Here is my answer:
That is an interesting question. The LCM algorithm was compared with many algorithms in the FIMI competition. It was a competition to program the fastest itemset mining algorithm held in 2003 and 2004. LCM was the winner.
But indeed, DCI-Closed was proposed after LCM and in the DCI_Closed paper, they did not compare with LCM. I did not see any paper that did the comparison (maybe i missed something), so it is unclear to me which one is the best. I think they probably have different advantages.
LCM is probably better for dense databases because it applies a merging operation that is very effective for dense datasets (it combines identical transactions into a single one). DCI_closed might be better in other situations.
In my SPMF software, I have implemented both DCI_Closed and LCM. However, it has to be noted that the LCM that I have implemented is based on LCM version 2 of Prof. Uno (if I correctly remember the name of the author of LCM), and I did not implement the merging operation. Besides, if you check the website of Uno, you will see that he has done many versions of LCM like LCM v1 v2 v3 v4 and v5. The version 5 if I remember is very complicated and combine FP-Tree, vertical database and horizontal database and can switch between these three structures depending on the type of database or something like that... I did not implement this in Java either.
By the way, a better algorithm does not always mean the fastest. It can be also the most memory efficient, the easier to implement or the algorithm that is more easily to extend with constraints for some specific applications.

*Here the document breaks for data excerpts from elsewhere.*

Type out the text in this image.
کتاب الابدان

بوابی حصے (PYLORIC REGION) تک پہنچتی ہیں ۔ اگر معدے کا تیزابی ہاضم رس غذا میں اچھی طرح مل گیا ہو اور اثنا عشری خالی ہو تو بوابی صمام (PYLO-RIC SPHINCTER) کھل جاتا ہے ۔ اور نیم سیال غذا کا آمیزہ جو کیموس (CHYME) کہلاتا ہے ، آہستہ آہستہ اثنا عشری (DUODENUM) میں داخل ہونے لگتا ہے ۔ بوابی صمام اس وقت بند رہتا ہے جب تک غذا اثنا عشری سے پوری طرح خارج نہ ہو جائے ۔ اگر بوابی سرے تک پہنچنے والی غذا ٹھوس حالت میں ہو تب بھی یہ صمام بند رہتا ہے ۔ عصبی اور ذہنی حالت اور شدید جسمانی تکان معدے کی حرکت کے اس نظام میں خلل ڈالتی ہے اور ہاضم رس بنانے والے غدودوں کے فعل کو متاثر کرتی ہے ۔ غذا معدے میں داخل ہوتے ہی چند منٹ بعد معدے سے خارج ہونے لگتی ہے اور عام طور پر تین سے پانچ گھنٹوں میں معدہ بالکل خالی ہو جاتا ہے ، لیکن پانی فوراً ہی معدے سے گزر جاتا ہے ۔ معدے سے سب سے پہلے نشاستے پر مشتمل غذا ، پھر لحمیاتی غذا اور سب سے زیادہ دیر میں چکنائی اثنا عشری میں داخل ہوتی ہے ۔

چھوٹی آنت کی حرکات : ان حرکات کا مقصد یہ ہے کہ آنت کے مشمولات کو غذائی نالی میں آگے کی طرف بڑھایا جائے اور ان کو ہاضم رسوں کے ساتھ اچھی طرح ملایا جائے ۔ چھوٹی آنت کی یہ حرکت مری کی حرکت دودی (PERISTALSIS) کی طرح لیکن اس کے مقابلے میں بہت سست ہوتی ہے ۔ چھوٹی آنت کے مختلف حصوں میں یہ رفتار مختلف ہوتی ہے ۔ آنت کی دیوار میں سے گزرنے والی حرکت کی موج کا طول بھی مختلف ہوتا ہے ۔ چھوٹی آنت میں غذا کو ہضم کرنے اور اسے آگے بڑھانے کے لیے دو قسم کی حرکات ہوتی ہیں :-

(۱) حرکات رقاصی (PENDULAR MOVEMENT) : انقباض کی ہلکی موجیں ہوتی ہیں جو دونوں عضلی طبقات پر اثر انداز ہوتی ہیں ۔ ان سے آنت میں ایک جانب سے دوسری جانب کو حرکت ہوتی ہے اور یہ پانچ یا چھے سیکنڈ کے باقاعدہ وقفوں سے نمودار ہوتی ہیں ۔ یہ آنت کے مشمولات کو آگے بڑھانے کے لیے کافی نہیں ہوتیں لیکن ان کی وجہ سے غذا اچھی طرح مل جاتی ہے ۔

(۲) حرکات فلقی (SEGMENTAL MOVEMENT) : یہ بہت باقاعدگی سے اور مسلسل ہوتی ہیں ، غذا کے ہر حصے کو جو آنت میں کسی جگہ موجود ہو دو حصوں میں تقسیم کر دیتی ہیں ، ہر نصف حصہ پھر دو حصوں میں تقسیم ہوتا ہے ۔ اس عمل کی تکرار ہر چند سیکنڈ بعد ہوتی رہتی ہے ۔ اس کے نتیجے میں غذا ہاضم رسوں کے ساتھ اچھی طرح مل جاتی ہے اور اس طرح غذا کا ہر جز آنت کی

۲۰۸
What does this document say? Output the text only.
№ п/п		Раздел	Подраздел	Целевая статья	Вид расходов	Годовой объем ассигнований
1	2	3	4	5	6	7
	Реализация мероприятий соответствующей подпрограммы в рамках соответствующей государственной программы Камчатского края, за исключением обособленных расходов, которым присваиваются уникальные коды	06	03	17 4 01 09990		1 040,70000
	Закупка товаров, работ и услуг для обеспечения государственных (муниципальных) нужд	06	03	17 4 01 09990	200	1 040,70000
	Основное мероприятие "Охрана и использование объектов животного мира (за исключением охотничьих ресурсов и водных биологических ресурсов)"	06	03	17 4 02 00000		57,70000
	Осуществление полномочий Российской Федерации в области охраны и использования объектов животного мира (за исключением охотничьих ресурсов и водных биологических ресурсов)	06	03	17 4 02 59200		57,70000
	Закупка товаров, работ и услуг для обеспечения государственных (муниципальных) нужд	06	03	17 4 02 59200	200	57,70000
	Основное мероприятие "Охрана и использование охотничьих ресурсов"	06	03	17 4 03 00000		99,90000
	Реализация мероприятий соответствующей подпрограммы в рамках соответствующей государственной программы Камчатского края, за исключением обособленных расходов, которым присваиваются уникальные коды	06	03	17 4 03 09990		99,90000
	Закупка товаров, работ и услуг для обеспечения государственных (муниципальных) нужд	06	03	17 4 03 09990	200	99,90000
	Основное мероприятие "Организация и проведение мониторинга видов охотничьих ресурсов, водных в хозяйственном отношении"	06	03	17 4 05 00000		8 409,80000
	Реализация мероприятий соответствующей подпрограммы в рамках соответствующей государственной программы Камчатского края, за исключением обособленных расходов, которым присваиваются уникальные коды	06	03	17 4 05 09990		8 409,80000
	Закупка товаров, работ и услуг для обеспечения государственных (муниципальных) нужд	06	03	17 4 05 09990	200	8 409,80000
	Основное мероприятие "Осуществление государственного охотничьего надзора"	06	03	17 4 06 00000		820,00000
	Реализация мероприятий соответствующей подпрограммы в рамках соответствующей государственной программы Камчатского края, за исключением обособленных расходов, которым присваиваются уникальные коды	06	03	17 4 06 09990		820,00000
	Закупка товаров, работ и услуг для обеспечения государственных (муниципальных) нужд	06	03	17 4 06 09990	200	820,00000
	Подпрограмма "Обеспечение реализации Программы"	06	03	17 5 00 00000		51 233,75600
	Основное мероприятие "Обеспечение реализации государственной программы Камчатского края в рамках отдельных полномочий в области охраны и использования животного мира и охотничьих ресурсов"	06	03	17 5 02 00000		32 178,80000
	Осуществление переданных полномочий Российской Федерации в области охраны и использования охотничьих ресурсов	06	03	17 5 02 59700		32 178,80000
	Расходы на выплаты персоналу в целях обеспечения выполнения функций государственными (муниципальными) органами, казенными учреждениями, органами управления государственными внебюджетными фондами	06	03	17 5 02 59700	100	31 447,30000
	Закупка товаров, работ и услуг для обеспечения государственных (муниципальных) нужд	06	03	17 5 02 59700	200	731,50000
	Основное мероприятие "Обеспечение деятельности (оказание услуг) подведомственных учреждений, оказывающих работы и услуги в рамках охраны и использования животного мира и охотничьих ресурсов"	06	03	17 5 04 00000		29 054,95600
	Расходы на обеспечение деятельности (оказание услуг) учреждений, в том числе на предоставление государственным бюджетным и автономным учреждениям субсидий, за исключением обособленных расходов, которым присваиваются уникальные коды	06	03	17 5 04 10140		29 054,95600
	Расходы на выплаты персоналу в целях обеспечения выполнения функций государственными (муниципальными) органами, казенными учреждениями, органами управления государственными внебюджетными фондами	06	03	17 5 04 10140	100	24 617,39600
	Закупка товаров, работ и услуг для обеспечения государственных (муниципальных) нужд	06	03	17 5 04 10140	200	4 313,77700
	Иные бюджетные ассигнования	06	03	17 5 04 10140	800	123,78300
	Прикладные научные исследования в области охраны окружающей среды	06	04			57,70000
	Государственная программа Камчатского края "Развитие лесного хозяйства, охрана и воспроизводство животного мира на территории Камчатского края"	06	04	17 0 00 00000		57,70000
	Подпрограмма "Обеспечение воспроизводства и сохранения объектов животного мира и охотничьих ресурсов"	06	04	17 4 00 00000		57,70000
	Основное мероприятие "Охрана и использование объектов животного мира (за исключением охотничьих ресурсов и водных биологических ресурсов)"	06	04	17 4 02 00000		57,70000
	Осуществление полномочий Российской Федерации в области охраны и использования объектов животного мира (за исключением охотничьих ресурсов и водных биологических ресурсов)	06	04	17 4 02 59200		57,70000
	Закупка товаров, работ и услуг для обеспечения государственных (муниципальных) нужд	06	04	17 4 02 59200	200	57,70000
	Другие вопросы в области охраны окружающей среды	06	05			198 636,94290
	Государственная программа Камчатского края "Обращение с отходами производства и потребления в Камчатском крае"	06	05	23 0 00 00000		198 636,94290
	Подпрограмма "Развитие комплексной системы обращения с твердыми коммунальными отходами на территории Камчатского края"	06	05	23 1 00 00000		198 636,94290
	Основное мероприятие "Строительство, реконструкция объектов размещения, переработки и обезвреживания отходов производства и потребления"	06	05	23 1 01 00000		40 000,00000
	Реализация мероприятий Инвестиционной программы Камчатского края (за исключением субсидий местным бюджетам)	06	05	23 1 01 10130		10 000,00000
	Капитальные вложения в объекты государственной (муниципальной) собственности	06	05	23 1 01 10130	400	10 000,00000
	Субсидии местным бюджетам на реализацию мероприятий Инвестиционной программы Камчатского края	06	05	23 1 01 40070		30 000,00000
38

LCM is very memory efficient. Probably better than DCI. But maybe DCI has other advantages like easier to implement and extend. Just my opinion.
Hope this helps.
It is indeed better to compare with the state-of-the-art algorithms but sometimes authors do not do it and the reviewers still let the paper to be published even if it was not compared with the latest algorithms. Sometimes, it is also because the original implementation was not available for comparison, or other reasons!